Even if non-elite shooters are expected to have a conversion rate below the average of 3.9%, the magnitude of the buffer in conversion rates enjoyed by shots over the alternative plays of wing, corner and internal passes and take ons are sufficiently large to suggest that taking a shot may even be the optimum FirstAction for non-elite shooters.
The purpose of this study was to establish benchmark conversion rates for each possible attacking Opportunity given a defined area of the pitch. I knew that I couldn’t capture all the information that was existent for each individual Opportunity but given the extent of the dataset used in this analysis I assume that I have obtained a representative sample on a macro level.
Given the visibly low conversion rates from long range shots I was surprised at just how efficient (relatively speaking) this option was. This reinforces the fact that it is not enough to simply know the success rate for any option; we must also be able to reference that against the opportunity cost or success rates of the other possible options.
I am not suggesting that players should shoot on every attack; however I have demonstrated that we should be wary of criticising players for attempting to shoot, especially those in less technically gifted teams. This study has shown that where players have opted to shoot it was, generally, the most efficient option open to them.

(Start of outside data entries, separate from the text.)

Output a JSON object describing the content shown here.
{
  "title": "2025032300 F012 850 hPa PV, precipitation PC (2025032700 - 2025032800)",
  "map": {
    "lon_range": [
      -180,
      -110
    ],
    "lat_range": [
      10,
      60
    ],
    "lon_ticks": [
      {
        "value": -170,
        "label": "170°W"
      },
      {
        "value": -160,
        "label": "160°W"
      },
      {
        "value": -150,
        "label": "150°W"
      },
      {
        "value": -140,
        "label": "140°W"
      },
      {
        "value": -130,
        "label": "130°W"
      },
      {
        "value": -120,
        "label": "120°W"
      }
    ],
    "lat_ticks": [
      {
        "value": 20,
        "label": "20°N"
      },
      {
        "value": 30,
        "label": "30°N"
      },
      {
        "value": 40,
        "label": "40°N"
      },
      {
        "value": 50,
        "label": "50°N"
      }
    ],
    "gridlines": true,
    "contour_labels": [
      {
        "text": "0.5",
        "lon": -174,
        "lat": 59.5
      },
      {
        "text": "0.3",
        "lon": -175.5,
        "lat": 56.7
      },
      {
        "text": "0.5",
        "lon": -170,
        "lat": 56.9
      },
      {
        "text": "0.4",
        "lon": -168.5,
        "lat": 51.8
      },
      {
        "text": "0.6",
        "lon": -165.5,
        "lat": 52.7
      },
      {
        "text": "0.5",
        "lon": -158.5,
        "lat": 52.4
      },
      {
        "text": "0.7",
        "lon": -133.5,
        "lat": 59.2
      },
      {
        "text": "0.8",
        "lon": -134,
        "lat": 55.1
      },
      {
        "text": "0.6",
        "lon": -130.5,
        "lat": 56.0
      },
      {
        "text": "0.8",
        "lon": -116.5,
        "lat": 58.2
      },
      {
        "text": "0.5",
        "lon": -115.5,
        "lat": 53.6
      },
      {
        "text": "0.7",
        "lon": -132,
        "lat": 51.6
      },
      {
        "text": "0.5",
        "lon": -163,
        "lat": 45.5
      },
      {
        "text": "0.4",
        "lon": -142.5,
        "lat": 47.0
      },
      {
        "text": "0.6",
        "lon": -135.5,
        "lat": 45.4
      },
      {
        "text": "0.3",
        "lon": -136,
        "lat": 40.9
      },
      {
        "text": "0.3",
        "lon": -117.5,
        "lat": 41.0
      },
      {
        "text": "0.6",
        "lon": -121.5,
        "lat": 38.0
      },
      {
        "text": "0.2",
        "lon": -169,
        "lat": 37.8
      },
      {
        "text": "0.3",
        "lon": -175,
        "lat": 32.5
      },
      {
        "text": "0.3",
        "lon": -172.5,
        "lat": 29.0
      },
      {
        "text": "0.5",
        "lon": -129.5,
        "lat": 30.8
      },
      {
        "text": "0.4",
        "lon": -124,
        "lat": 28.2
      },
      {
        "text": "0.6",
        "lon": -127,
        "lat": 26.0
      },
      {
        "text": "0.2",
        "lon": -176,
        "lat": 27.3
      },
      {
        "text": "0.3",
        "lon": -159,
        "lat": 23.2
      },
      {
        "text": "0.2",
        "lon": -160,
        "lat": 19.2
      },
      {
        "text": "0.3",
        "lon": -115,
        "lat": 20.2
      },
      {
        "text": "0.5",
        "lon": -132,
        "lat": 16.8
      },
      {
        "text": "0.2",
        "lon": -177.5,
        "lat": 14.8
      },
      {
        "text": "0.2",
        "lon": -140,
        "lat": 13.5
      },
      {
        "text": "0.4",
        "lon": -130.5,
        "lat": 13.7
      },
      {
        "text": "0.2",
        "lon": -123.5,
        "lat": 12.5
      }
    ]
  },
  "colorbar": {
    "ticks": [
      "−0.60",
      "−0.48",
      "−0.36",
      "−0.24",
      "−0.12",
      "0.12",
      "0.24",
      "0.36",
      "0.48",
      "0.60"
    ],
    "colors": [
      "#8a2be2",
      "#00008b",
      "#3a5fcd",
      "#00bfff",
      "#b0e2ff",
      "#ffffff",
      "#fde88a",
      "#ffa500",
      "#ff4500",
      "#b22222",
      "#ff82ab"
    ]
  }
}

Armed with the information in this study it is no surprise that Tottenham had the highest conversion rate of their Opportunities over the last two seasons. Gareth Bale would certainly have contributed to the success rate last season, but the North London side converted their Opportunities in both seasons at 3.8% and Bale did not have an exceptional shooting performance during the 2011/12 season.
The logic and methodology used in this study could be carried out on other areas of the pitch and thus benchmark conversion rates could be established as required.

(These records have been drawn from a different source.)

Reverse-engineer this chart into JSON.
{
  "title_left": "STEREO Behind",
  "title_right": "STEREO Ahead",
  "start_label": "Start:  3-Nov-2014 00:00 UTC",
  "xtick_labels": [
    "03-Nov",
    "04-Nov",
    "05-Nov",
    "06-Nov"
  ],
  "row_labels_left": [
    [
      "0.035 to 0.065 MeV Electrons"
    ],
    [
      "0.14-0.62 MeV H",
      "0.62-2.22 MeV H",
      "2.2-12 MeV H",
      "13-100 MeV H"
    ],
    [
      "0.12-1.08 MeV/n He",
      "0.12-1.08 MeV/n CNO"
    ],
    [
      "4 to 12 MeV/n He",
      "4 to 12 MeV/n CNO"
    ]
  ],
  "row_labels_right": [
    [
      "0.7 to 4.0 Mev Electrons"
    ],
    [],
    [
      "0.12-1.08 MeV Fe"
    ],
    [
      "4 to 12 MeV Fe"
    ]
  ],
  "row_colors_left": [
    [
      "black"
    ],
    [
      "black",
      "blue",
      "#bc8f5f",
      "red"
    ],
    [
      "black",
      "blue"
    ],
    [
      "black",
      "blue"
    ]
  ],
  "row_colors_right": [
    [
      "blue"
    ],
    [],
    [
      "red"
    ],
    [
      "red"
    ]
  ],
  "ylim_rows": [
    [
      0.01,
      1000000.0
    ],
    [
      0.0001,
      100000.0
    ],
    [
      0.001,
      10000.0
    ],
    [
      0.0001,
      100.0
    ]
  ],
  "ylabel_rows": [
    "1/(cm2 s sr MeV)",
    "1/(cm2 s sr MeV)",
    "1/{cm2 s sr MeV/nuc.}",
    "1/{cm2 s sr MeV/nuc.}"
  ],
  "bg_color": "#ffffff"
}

I followed the flow of individual match events and created possession chains. For this analysis I was only interested in possession chains which had an attacking event (ie pass, shot or take on) take place within the boundaries of the red rectangle as displayed in Figure 6. Where an attacking event did take place within the rectangle I labelled this an “Opportunity” and it forms part of this analysis.
The boundaries of the rectangle in Figure 6 can be described (in Opta parlance) as:
80 ≥ x ≥ 67
65 ≥ y ≥ 35
In plain English, I was concentrating on Opportunities which occurred 23 – 37 yards from goal and in the central third of the pitch.

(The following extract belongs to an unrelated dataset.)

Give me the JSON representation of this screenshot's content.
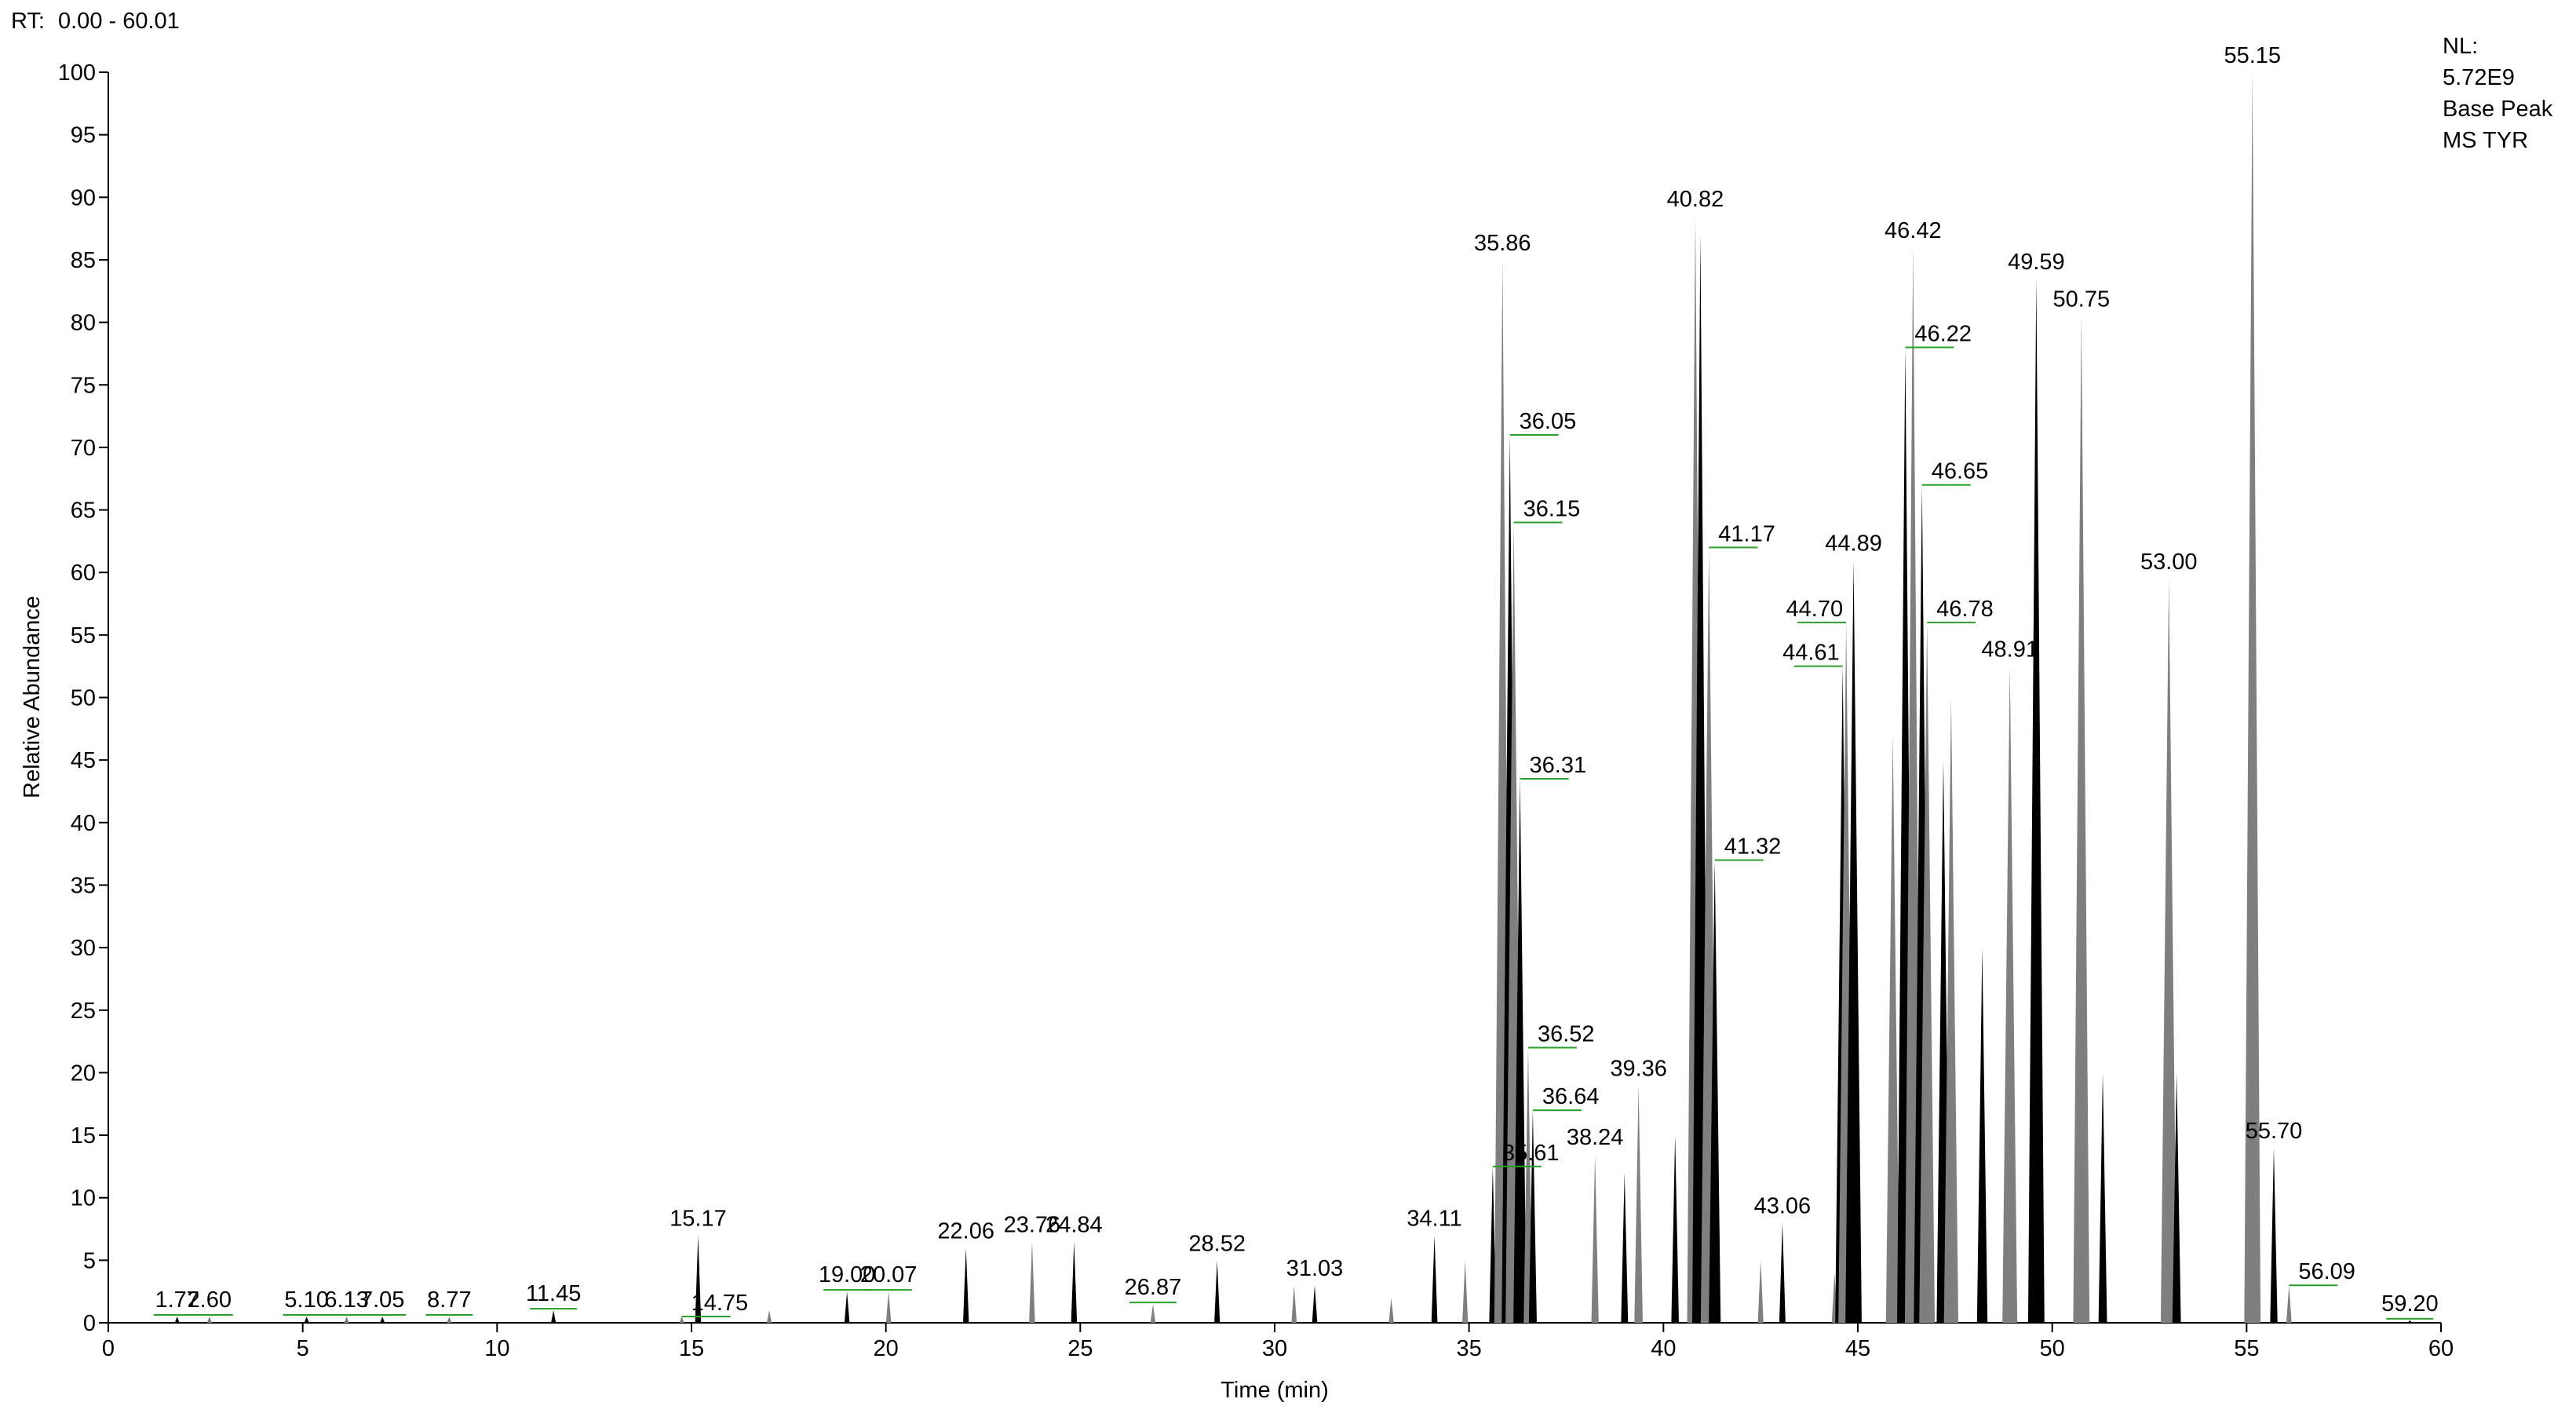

Over the two Premier League seasons there were almost 24,000 such Opportunities to analyse.
Figure 6: Rectangle showing boundaries for Opportunities
For my analysis I decided to have seven categories of attacking options based on the FirstAction carried out by the player within the rectangle. These were:
- Internal Pass (red)
- Corners Pass (yellow)
- Wing Pass (black)
- Forward Central Pass (blue)
- Backwards Pass (orange)
- Take on
To aid identification the colours noted above relate to the colours of the zone boundaries shown in Figure 7.
Figure 7: Boundaries of Five Passing Zones
To determine whether a goal was scored from each Opportunity I took the time of the FirstAction and allowed a period of 30 seconds to elapse to see if the attacking team scored a goal. I decided to use 30 seconds in an attempt to allow fluid passing movements to have a reasonable chance of concluding whilst trying not to contaminate the analysis with events from subsequent movements.
The reason that I chose a time based cut off instead of following the move until the team lost possession is that a clearing header by a defender does not necessarily mean the end of an attacking movement as the ball could drop at the feet of the original attacking team. Creating logic to determine when possession was really lost is challenging and objective, and so I avoided this method.
Free kicks were excluded from this analysis.